Prison Scholars Return to the Classroom

A Georgetown Prison Scholar completes a quiz.

A group of Georgetown’s Prison Scholars gathered at the D.C. Jail’s library in early September to kick off the fall semester — and the first in-person class since the start of the COVID-19 pandemic. As they stopped to sign their names in a log book at the library entrance, they noticed that theirs were the first signatures since March 26, 2020.

“That was, for me, a powerful reminder of the toll that the pandemic has taken — on all of us, but especially on those who have been incarcerated,” says Joe Napolitano, assistant director of education at the Prisons and Justice Initiative. “It will take some time to get back into the swing of things in person, but it was wonderful to be together.”

Napolitano is teaching a three-credit writing seminar focused on literature of apartheid South Africa. Students will read from a selection of novels, nonfiction texts, and plays set during that era. The course is designed to engage them in the history of apartheid and also to develop their college-level writing skills.

“The students seemed open, hungry to learn, willing to study a subject and part of the world that many of them know very little about,” Napolitano says. “Of course I also want to challenge them as well — to think harder and more deeply, to go further with their own writing and thinking than maybe they believe they are capable of.”

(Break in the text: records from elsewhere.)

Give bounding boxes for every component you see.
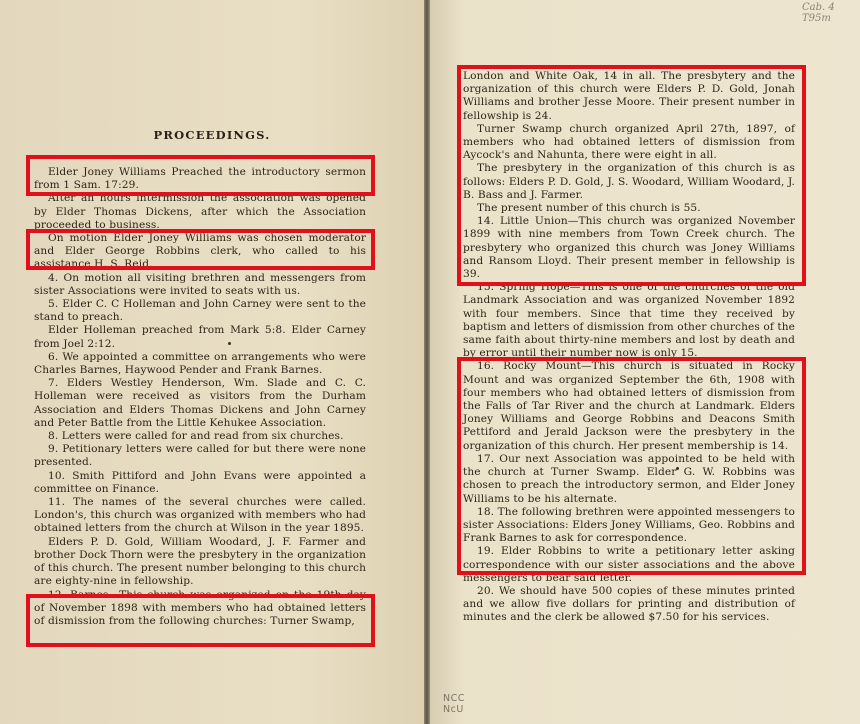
pencil-note-line-1: Cab. 4 bbox=[802, 2, 835, 13]
paragraph-holleman-preached: Elder Holleman preached from Mark 5:8. Elder Carney from Joel 2:12. bbox=[34, 324, 366, 350]
paragraph-item-8: 8. Letters were called for and read from six churches. bbox=[48, 430, 344, 443]
pencil-note-line-2: T95m bbox=[802, 13, 831, 24]
ink-speck bbox=[228, 342, 231, 345]
paragraph-item-19: 19. Elder Robbins to write a petitionary letter asking correspondence with our sister associations and the above messengers to bear said letter. bbox=[463, 545, 795, 584]
paragraph-item-16: 16. Rocky Mount—This church is situated in Rocky Mount and was organized September the 6th, 1908 with four members who had obtained letters of dismission from the Falls of Tar River and the church at Landmark. Elders Joney Williams and George Robbins and Deacons Smith Pettiford and Jerald Jackson were the presbytery in the organization of this church. Her present membership is 14. bbox=[463, 360, 795, 452]
paragraph-item-11: 11. The names of the several churches were called. London's, this church was organized with members who had obtained letters from the church at Wilson in the year 1895. bbox=[34, 496, 366, 535]
page-heading: PROCEEDINGS. bbox=[153, 128, 271, 142]
paragraph-item-18: 18. The following brethren were appointed messengers to sister Associations: Elders Joney Williams, Geo. Robbins and Frank Barnes to ask for correspondence. bbox=[463, 505, 795, 545]
paragraph-moderator-clerk: On motion Elder Joney Williams was chosen moderator and Elder George Robbins clerk, who called to his assistance H. S. Reid. bbox=[34, 232, 366, 271]
paragraph-introductory-sermon: Elder Joney Williams Preached the introductory sermon from 1 Sam. 17:29. bbox=[34, 166, 366, 192]
paragraph-item-4: 4. On motion all visiting brethren and messengers from sister Associations were invited to seats with us. bbox=[34, 271, 366, 297]
paragraph-item-6: 6. We appointed a committee on arrangements who were Charles Barnes, Haywood Pender and Frank Barnes. bbox=[34, 350, 366, 377]
paragraph-item-10: 10. Smith Pittiford and John Evans were appointed a committee on Finance. bbox=[34, 469, 366, 495]
paragraph-item-9: 9. Petitionary letters were called for but there were none presented. bbox=[34, 443, 366, 469]
library-stamp-line-1: NCC bbox=[443, 693, 465, 704]
paragraph-barnes-continued: London and White Oak, 14 in all. The presbytery and the organization of this church were Elders P. D. Gold, Jonah Williams and brother Jesse Moore. Their present number in fellowship is 24. bbox=[463, 70, 795, 122]
paragraph-item-7: 7. Elders Westley Henderson, Wm. Slade and C. C. Holleman were received as visitors from the Durham Association and Elders Thomas Dickens and John Carney and Peter Battle from the Little Kehukee Association. bbox=[34, 377, 366, 429]
paragraph-item-15: 15. Spring Hope—This is one of the churches of the old Landmark Association and was organized November 1892 with four members. Since that time they received by baptism and letters of dismission from other churches of the same faith about thirty-nine members and lost by death and by error until their number now is only 15. bbox=[463, 281, 795, 360]
paragraph-item-14: 14. Little Union—This church was organized November 1899 with nine members from Town Creek church. The presbytery who organized this church was Joney Williams and Ransom Lloyd. Their present member in fellowship is 39. bbox=[463, 215, 795, 281]
paragraph-item-12: 12. Barnes—This church was organized on the 19th day of November 1898 with members who had obtained letters of dismission from the following churches: Turner Swamp, bbox=[34, 588, 366, 627]
paragraph-item-20: 20. We should have 500 copies of these minutes printed and we allow five dollars for printing and distribution of minutes and the clerk be allowed $7.50 for his services. bbox=[463, 584, 795, 624]
paragraph-item-17: 17. Our next Association was appointed to be held with the church at Turner Swamp. Elder G. W. Robbins was chosen to preach the introductory sermon, and Elder Joney Williams to be his alternate. bbox=[463, 452, 795, 505]
paragraph-item-5: 5. Elder C. C Holleman and John Carney were sent to the stand to preach. bbox=[34, 298, 366, 324]
right-text-column bbox=[463, 70, 795, 625]
pencil-note bbox=[802, 2, 835, 24]
paragraph-turner-swamp-number: The present number of this church is 55. bbox=[477, 202, 701, 215]
paragraph-turner-swamp-presbytery: The presbytery in the organization of this church is as follows: Elders P. D. Gold, J. S. Woodard, William Woodard, J. B. Bass and J. Farmer. bbox=[463, 162, 795, 201]
paragraph-intermission: After an hours intermission the association was opened by Elder Thomas Dickens, after which the Association proceeded to business. bbox=[34, 192, 366, 231]
library-stamp-line-2: NcU bbox=[443, 704, 464, 715]
left-text-column bbox=[34, 166, 366, 628]
paragraph-turner-swamp: Turner Swamp church organized April 27th, 1897, of members who had obtained letters of dismission from Aycock's and Nahunta, there were eight in all. bbox=[463, 122, 795, 162]
left-page bbox=[0, 0, 424, 724]
library-stamp bbox=[443, 693, 465, 715]
paragraph-presbytery-londons: Elders P. D. Gold, William Woodard, J. F. Farmer and brother Dock Thorn were the presbytery in the organization of this church. The present number belonging to this church are eighty-nine in fellowship. bbox=[34, 535, 366, 588]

For the past year and a half, students in the Prison Scholars program have been completing their courses virtually, with Georgetown faculty uploading lectures, course materials, and assignments that students accessed using tablets. 

Over the shortened summer semester, students took two three-credit classes: Introduction to Justice and Peace Studies, taught by Tarek Maassarani and Michael Loadenthal, and Language Myths, taught by Maya Barzilai.

Now, with COVID protocols in place and all students and faculty vaccinated, the program is back in person two days a week. In addition to Napolitano’s class, the program is offering two other three-credit courses. 

Marc Howard teaches at the D.C. Jail.

Marc Howard holds class at the D.C. Jail in 2018. Photo by Lisa Helfert.

Tuesday afternoon, PJI Director Marc Howard kicked off his Prisons and Punishment course. In the course’s unique “inside-outside” format, undergraduate students in the Capitol Applied Learning Labs program come to the jail for class meetings alongside their incarcerated peers. Together, the group studies the criminal justice and prison system in the United States. They’ll explore why the United States is such an outlier among democratic countries in its incarceration rate and use of the death penalty, and they’ll study the underlying issue of race in criminal justice.

“First and foremost, I hope that during our class sessions all of my students will momentarily forget their larger background and context, and that they will connect with each other as equals, on a human level,” Howard says. “Having a fully mixed class like this is a unique experience, and I hope it is formative and life-changing for all of them.”

The following day, Professor Mike Ryan introduced his students to a Personal Finance course. The course will delve into topics of money management, investing, budgeting, debt, stocks, and more. The course material is relevant to everyone, Ryan says, but particularly to incarcerated students who will soon return home.

“I hope that with the tools they learn in this class, they are able to put some time and energy into their personal finances when they’re released,” Ryan says. “For too many of us, we just let our personal finances happen to us, when we should take charge of our financial lives.”

In addition to the credited classes, all the Scholars attend a weekly lecture series, which brings distinguished guests to speak with the students on a wide range of topics. 

The Prison Scholars Program has been operating at the D.C. Jail since 2018 and has offered 20 for-credit classes and 30 non-credit classes. Through these higher education opportunities, incarcerated learners gain valuable knowledge, skills, and confidence that they can carry with them after their release.